Storage: HDDs and SSDs
Storage is the long-term, non-volatile home for data.
- HDD (hard disk drive): mechanical platters and a moving read/write head. Cheap per terabyte, slow, and recoverable in surprising ways because deleting a file usually just unlinks it.
- SSD (solid-state drive): flash memory, no moving parts, far faster. SSDs complicate forensics: the TRIM command and wear-levelling can wipe or relocate “deleted” blocks in the background, so recovery is less reliable than on spinning disks.
Storage is where the sensitive data lives, so understanding file systems is essential for finding artefacts, hidden files, and deleted data. Know the common ones: NTFS on Windows, ext4 on most Linux systems, APFS on macOS.
lsblk -f # list block devices with filesystems and mount points
The Motherboard and Firmware
The motherboard is the printed circuit board that wires everything together. Buses and PCIe lanes carry data between the CPU, RAM, and slots where the GPU, network cards, and NVMe drives connect.

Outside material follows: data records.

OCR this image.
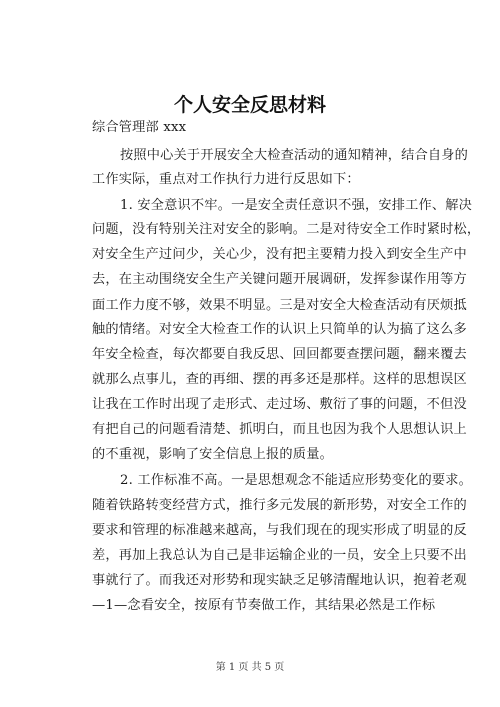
个人安全反思材料
综合管理部 xxx
按照中心关于开展安全大检查活动的通知精神，结合自身的
工作实际，重点对工作执行力进行反思如下：
1. 安全意识不牢。一是安全责任意识不强，安排工作、解决
问题，没有特别关注对安全的影响。二是对待安全工作时紧时松，
对安全生产过问少，关心少，没有把主要精力投入到安全生产中
去，在主动围绕安全生产关键问题开展调研，发挥参谋作用等方
面工作力度不够，效果不明显。三是对安全大检查活动有厌烦抵
触的情绪。对安全大检查工作的认识上只简单的认为搞了这么多
年安全检查，每次都要自我反思、回回都要查摆问题，翻来覆去
就那么点事儿，查的再细、摆的再多还是那样。这样的思想误区
让我在工作时出现了走形式、走过场、敷衍了事的问题，不但没
有把自己的问题看清楚、抓明白，而且也因为我个人思想认识上
的不重视，影响了安全信息上报的质量。
2. 工作标准不高。一是思想观念不能适应形势变化的要求。
随着铁路转变经营方式，推行多元发展的新形势，对安全工作的
要求和管理的标准越来越高，与我们现在的现实形成了明显的反
差，再加上我总认为自己是非运输企业的一员，安全上只要不出
事就行了。而我还对形势和现实缺乏足够清醒地认识，抱着老观
—1—念看安全，按原有节奏做工作，其结果必然是工作标
第 1 页 共 5 页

The security-relevant part is the firmware. Before any operating system loads, the motherboard’s UEFI firmware (the modern replacement for legacy BIOS) initialises hardware and hands off to a bootloader. Because it runs first and lives below the OS, firmware is a prized target: a rootkit planted in UEFI or in a device’s option ROM can survive OS reinstalls and even drive swaps. Secure Boot and measured boot with a TPM exist to detect and block exactly this kind of tampering.
When Hardware Is the Attack Surface
Many advanced attacks bypass software defences by going after the silicon itself:
- Side-channel attacks infer secrets from physical behaviour rather than breaking crypto directly. Timing, power draw, and electromagnetic emissions can all leak key material; Spectre and Meltdown showed that CPU speculative execution could leak memory across boundaries.
- Rowhammer flips bits in DRAM by hammering adjacent memory rows, corrupting data an attacker was never authorised to touch.
- DMA attacks abuse high-speed ports (Thunderbolt, PCIe) that grant direct memory access, letting a malicious peripheral read RAM without the CPU’s involvement. Kernel DMA protection and IOMMU settings mitigate this.
You do not need to weaponise any of these to be a competent tester, but knowing they exist changes how you assess a device. Physical access and firmware trust are part of the operating system and forensic threat model, not an afterthought. Treat every technique here as something to understand and defend, and only ever test hardware you own or are explicitly authorised to assess.